Still chugging along in WoW. I'm gearing up my Druid, but I picked up working on the lock as well. She is my favorite and to me balance... for lack of better word... sucks. So, if I'm not raiding or healing in a group, the druid is quite boring. I have gotten really good at kiting things around, fleshing the class out, but why bother when my lock (or even DK) can do so much more with half the effort?
LFR hasn't been that kind to my warlock but I am slowly gearing her up. LFR is fast to queue as a healer and the loot seems to rain on her. I really hate the queues as DPS, so I am torn on who to really focus on. I love my druid but balance is so clunky and poorly designed. I really wish I could heal with the warlock, that would solve everything, haha. Or maybe Blizzard could actually make balance not so heavily gear dependant?
The valor caps annoy the hell out of me. It is like an endless carrot you can't quite reach, I don't push myself with daily factions, they may get there, they may not. I just don't care. I think this whole expansion has added a ton of things to do but it really feels much of it is gated, strung out to keep us playing. I just think there really needs to be some sort of alternative from all the gating on grinds and caps. I'll happily grind out things in big chunks, I don't like to string it out every day of the week.
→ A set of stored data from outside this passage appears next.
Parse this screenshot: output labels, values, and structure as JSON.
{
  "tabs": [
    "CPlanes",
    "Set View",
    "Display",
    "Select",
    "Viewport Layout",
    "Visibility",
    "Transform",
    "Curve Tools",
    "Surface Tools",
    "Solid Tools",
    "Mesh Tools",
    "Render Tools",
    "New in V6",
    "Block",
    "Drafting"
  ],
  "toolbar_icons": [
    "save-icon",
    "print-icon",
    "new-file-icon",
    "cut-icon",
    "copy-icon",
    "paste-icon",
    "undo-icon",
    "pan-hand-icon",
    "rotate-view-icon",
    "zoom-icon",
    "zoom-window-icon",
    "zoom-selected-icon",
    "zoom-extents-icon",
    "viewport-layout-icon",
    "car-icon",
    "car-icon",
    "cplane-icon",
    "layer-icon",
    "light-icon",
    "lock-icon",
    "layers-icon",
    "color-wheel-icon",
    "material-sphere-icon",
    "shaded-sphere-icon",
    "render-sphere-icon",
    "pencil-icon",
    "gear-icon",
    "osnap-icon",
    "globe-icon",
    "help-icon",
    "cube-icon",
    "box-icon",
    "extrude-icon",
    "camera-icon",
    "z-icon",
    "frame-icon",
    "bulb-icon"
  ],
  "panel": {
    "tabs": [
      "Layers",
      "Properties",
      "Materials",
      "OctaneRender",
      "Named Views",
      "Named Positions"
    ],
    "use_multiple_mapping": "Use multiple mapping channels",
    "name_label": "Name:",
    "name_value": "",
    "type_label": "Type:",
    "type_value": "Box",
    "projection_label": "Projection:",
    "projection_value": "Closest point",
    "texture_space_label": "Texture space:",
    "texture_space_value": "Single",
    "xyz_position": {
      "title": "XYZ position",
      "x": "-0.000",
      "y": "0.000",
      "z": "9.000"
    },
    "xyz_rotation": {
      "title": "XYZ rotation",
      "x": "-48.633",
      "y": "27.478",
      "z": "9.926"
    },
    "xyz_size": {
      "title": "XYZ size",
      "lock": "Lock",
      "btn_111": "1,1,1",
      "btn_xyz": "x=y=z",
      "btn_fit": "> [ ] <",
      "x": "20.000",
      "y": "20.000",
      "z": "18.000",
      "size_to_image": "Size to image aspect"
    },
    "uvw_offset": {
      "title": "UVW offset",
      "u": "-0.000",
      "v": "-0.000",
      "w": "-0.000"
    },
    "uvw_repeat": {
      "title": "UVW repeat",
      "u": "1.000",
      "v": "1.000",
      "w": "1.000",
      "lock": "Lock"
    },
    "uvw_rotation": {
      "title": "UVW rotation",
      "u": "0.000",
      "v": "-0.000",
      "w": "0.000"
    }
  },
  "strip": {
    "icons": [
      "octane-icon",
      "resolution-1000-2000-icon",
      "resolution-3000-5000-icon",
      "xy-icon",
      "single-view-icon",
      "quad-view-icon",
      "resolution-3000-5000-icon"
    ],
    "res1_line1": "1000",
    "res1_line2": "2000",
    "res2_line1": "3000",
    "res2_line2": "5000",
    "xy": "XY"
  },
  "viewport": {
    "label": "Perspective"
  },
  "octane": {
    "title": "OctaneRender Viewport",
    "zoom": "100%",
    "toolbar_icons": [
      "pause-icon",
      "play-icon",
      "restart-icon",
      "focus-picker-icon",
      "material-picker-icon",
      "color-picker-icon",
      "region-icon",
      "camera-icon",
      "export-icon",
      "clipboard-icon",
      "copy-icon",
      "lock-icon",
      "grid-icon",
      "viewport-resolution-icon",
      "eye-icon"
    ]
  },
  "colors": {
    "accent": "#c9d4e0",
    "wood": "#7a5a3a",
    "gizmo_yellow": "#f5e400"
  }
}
On top of everything I am always wondering what will change next with my characters, which will be nerfed or have the playstyle totally changed, the rug pulled out beneath me. Not a really cheery post but these are the things that have me concerned about WoW these days.
I crave some stability with WoW. I'm tired of seeing tweets from Ghostcrawler, seeing that he's thinking of changing this class, tweaking that class. After this many years you'd think we'd have SOME balance, right?
I've gotten my DK to 86, let me say frost is.... amazing. Wow, just slicing through mobs, I don't think it was even a fraction as easy with any of my other characters. It wasn't hard but it just took so long to kill things. I struggled so much with the druid, the closer to 90 the worse it got. Just doesn't seem right to be so overpowered, heh. Crazy. I'll be leveling the DK slowly on the side, no rush. Just another character to gear up all over again. I still have a long ways to go with my others.
I am still enjoying WoW, regardless. I just have concerns for long term. I always know if I log into EverQuest, my characters are not going to morph into something else, they are pretty much the same as they were when I made them years.. and years.. and years ago. Anyhow, we've also been playing around with the Brawler's guild. That is sort of fun, until someone yells something out, making fun of someone. Have not had it happen to me, but seen it happen, not cool. Farming, rares, pets and all that jazz. I need more bank space. I REALLY need more bank space.
That's it for today, safe adventures!